Figure 10. Screen-shot of a table  summarizing error source and type. From Lo (2007).
 

                                                Conclusions

  The purpose of the geocoding exercise was to stress the importance of data integrity and standardization. Standardization of data in all stages of the exercise would have likely resulted in more accurately geocoded  data at the end of the exercise. For example, each student probably normalized their tables differently from one another, thus it is hard to tell who is and who is not accurate.
 
  The exercise also established the fact that all geospatial data that one receives should be questioned for integrity.

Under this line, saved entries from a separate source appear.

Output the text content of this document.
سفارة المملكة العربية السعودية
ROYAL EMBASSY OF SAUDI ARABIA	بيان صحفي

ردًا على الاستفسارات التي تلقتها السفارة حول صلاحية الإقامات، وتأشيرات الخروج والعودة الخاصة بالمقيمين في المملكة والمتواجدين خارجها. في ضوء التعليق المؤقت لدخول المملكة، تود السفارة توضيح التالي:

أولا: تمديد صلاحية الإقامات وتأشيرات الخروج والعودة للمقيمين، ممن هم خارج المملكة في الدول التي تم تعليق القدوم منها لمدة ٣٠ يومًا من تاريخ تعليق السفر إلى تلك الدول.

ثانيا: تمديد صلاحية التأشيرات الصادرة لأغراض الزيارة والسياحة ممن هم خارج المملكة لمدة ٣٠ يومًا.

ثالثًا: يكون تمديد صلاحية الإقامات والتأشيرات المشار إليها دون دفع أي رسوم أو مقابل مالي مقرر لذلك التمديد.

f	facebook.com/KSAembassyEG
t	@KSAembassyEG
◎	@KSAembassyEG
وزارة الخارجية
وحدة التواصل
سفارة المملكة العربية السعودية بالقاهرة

For example, it was only after realizing hodge-podge nature of assessing the class's geocoded data (my own included) that I began to question the accuracy of the WiDNR's data: How accurate is their geospatial data regarding sand mine locations? Did the DNR establish standard operating procedures (SOPs) for the collection of GPS points? If such SOPs were established by the DNR, were they followed by all technicians collecting the data on the mines?  Even if all GPS data collected by the DNR was collected consistently and according to established SOPs, did they assess the data for error? If so, how did they make such assessments?
 

                                                       Work Cited

 
 
Lo, C.P., and Yeung, A.K.W., 2007, Concepts and Techniques of Geographic Information
 
              Systems: Upper Saddle, New Jersey, Prentice Hall, 544p.